For the same reason we're not. It's not even clear they can protect the ships from the type of drone and missile attacks that Iran can launch from shore, they would be exposing their own troops to casualty risks that their population is no more prepared to absorb than we are, and because the U.S. was the proximate cause of the strait being closed. Just because a customer decides that they're not going to follow the "you break it, you bought it" rule doesn't mean that the store owner will go along with it.

They correctly intuit that the U.S. and Israel caused this situation by choosing to make war on Iran without having a plan in place to prevent them from disrupting global energy supplies. If you don't assemble your coalition of allies on the front end - getting their agreement and giving them a seat at the table from the very beginning - they're not going to be in a position to rush to your aid when things go pear-shaped.

So which is it? Did we degrade or eliminate their nuclear and other capabilities or have we not?
And if we did last time, why are we not (in your view) going to accomplish anything this time around?


It's both. Last time, we blew up nearly everything that could be blown up by bombers and missiles. And blowing things up with bombers and missiles isn't enough to prevent them from developing a nuke in the future, because Iran still can (eventually) dig up the fissile material and has the ability to redevelop the centrifuges.

There's nothing left to bomb, because they didn't rebuild any of the stuff we bombed last time. But since they still have all the knowledge and fissile material (which you can't eliminate by bombing), you're not preventing them from ever having a nuclear weapon.

I'm sure this very conversation was held at 10 Downing St. in March of 1936. How did it work out for the world? Or the version of this conversation that happened either in Foggy Bottom or the White House Situation Room in the late 1990s?

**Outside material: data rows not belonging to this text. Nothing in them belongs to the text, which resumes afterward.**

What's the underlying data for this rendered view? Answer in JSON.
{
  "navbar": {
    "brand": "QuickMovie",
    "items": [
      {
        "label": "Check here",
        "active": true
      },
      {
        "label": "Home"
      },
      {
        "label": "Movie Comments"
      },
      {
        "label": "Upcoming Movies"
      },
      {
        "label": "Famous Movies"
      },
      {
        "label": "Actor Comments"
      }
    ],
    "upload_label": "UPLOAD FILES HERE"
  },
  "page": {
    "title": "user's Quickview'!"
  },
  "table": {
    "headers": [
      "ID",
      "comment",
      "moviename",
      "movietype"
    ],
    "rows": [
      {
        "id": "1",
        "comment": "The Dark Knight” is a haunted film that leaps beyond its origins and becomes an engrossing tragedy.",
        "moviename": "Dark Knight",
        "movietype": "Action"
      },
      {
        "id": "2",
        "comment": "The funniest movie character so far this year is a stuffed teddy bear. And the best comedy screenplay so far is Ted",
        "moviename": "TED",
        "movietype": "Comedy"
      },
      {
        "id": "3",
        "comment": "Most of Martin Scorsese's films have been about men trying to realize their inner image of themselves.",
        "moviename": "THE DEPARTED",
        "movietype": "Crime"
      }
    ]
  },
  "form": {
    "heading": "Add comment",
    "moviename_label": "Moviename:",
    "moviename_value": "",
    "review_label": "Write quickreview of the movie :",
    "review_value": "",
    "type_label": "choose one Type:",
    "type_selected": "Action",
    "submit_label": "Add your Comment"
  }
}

Sometimes declaring war is the right thing to do. Sometimes it's not. The fact that you can identify moments in history when an attack should have been made but wasn't does not mean that the war that we chose to launch in February can achieve its goals or was the smart thing to do. Whatever conversations were held at 10 Downing St. in March of 1936 don't suddenly make the decision to invade Iraq in 2003 a smart choice, or the Russians' invasion of Afghanistan either. Sometimes launching a war is the right move, and sometimes it's a phenomenally stupid move - and sometimes it's something that will end up being a jumbled muddle that causes losses to both sides without significantly advancing your strategic goals.